Вблизи гудел город. Когда-то кладбище это было за городской чертой, теперь панельные дома обступили его, отовсюду глядели окна. Но все же чем-то незримым, как жизнь вечная от быстротекущей, отделено было это место от внешнего мира, особая для души хранилась тут тишина и покой. И было ощутимо: не время проходит, мы проходим.

— Давай посидим, — сказал он сыну. — Не будем торопиться.

Вымытые, освеженные водой камни из пыльно-серых стали розовыми, они просыхали на солнце, и отполированные буквы в изголовье блестели.

Он знал, не скоро еще раз приедет сюда, и хотелось просто посидеть в тишине, ни о чем не думая. И был благодарен сыну, что тот с ним, здесь.

Солнце стояло уже высоко, пекло отвесно, камни высохли и посерели, когда он в последний раз посмотрел на них.

— Пойдем, — сказал он Диме.

В гостинице они спустились пообедать в полупустом зале. Официант принес графин, закуску, и они выпили, не чокаясь.

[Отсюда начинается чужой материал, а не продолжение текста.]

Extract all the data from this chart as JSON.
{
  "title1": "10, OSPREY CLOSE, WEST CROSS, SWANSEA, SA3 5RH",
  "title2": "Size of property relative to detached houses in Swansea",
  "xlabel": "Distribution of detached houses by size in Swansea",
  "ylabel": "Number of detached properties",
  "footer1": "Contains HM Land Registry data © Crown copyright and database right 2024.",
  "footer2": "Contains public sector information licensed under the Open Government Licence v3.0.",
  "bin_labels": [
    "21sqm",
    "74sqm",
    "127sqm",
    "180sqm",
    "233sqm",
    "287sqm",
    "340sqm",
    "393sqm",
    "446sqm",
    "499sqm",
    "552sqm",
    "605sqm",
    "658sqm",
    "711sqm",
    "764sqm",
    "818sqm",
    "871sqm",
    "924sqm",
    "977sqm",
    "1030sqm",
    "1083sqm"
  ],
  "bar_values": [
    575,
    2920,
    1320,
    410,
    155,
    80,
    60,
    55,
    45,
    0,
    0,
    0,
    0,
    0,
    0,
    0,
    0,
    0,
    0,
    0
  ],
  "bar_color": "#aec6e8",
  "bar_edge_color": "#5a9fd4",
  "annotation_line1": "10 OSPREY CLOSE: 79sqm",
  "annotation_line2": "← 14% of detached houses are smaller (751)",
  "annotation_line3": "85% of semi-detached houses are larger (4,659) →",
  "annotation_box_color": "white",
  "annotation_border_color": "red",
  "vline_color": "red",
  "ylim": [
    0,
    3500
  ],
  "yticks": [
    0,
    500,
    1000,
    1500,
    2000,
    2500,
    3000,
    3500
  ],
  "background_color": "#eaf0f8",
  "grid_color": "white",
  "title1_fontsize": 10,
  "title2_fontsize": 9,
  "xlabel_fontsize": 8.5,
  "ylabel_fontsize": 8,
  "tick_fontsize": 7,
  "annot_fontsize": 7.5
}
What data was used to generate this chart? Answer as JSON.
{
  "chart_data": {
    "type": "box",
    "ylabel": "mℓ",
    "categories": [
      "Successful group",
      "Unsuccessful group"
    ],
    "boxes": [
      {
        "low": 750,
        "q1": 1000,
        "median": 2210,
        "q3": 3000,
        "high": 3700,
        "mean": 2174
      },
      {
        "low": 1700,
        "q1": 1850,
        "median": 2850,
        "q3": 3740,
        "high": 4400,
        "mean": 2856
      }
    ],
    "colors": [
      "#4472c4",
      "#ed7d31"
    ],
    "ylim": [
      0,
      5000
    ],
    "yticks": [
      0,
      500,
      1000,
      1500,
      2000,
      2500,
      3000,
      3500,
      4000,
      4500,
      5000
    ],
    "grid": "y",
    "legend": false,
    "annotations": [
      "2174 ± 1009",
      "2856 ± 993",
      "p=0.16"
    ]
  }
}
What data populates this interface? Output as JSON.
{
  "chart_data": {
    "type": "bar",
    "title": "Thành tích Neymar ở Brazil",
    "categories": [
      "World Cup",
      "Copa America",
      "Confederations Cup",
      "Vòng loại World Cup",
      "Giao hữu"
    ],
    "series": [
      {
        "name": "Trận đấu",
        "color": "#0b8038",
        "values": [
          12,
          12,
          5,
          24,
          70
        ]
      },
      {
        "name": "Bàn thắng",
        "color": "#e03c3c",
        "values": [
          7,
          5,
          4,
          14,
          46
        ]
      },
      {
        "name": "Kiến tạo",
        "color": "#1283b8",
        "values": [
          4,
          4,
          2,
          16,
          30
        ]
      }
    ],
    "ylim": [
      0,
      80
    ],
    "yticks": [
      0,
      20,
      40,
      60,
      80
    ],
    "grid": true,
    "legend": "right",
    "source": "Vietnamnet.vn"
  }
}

— Знаешь, что здесь раньше было? Вот на этом месте, где мы с тобой сидим? До войны были здесь одноэтажные дома, сады. И в одном из домов, как раз здесь примерно, жила моя троюродная сестра, Катя. Звали, как твою жену. Перед самой войной вышла замуж, — Лесов не замечал, что улыбается, весь он был в том, исчезнувшем прошлом. — Мы как-то пришли, она готовит салат из свежих помидоров. Огурцы, лук, еще что-то, полила постным маслом, смешивает в миске. Молодая хозяйка, жена, ну, ты понимаешь. Ее призвали сразу же: врач. Как раз только что кончила. Была она краснощекая-краснощекая, крепкая. Рассказывали, везла раненых в санитарной машине, мина была противотанковая. Ну, что могло остаться от машины?..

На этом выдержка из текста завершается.